The surgery continued. Steady now. Yes. “I think that looks pretty good,” Dr. Morgan said. “It looks great!” Dr. Yaw said. They talked as the two worked in unison.
And then Dr. Morgan got emotional (nerdy?) again about hands.
“I think about pianists, construction workers who use their hands, helping people be able to do what they want to do.
“And I think about Yuki, all the things she needs to do with these hands.
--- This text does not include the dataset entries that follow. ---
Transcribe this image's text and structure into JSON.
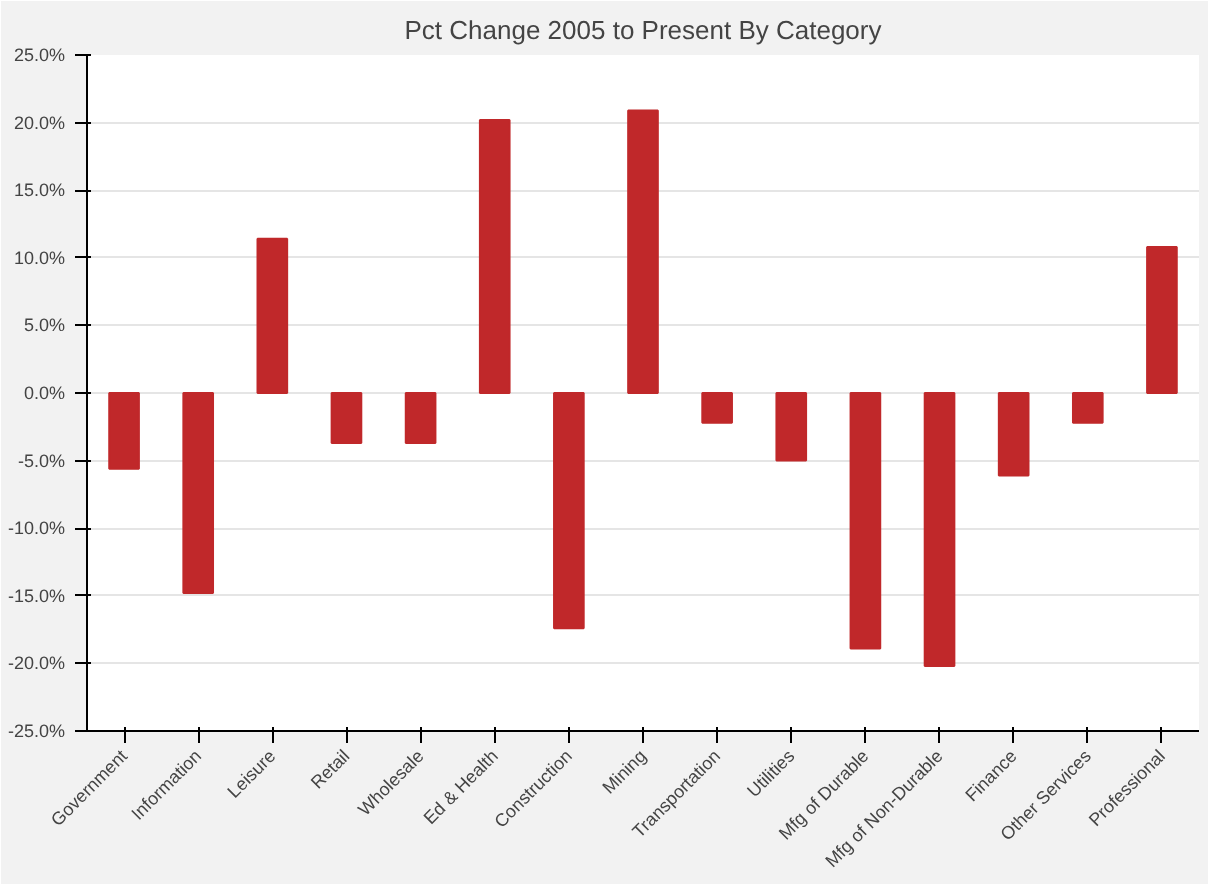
{
  "chart_data": {
    "type": "bar",
    "title": "Pct Change 2005 to Present By Category",
    "categories": [
      "Government",
      "Information",
      "Leisure",
      "Retail",
      "Wholesale",
      "Ed & Health",
      "Construction",
      "Mining",
      "Transportation",
      "Utilities",
      "Mfg of Durable",
      "Mfg of Non-Durable",
      "Finance",
      "Other Services",
      "Professional"
    ],
    "values": [
      -5.6,
      -14.8,
      11.4,
      -3.7,
      -3.7,
      20.2,
      -17.4,
      20.9,
      -2.2,
      -5.0,
      -18.9,
      -20.2,
      -6.1,
      -2.2,
      10.8
    ],
    "color": "#c0282a",
    "ylim": [
      -25,
      25
    ],
    "yticks": [
      {
        "value": -25,
        "label": "-25.0%"
      },
      {
        "value": -20,
        "label": "-20.0%"
      },
      {
        "value": -15,
        "label": "-15.0%"
      },
      {
        "value": -10,
        "label": "-10.0%"
      },
      {
        "value": -5,
        "label": "-5.0%"
      },
      {
        "value": 0,
        "label": "0.0%"
      },
      {
        "value": 5,
        "label": "5.0%"
      },
      {
        "value": 10,
        "label": "10.0%"
      },
      {
        "value": 15,
        "label": "15.0%"
      },
      {
        "value": 20,
        "label": "20.0%"
      },
      {
        "value": 25,
        "label": "25.0%"
      }
    ],
    "grid": "y"
  }
}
Grooming. Her place in the group …”
The work was wrapping up. Then, the last stitch.
They cleaned her off and held up a tiny, furry hand for all to see. The team took post-operative x-rays, and Dr. Morgan and Dr. Yaw agreed the surgery was success.
When she recovered, she would head back to the Lied Jungle to be reunited with her troop and her animal care team would take over her rehabilitation plan and medications, Dr. Yaw said. They were hopeful the fix will hold long enough to heal.
And it did. The veterinary team performed a recheck on Yuki a few weeks following the procedure and saw that the area had healed. She has regained her range of motion in her hand and can be seen swinging from branch to branch in the Lied Jungle.
And Dr. Morgan will have a story to tell his daughter when they visit the zoo, about how he assisted the veterinary team with Yuki’s hand.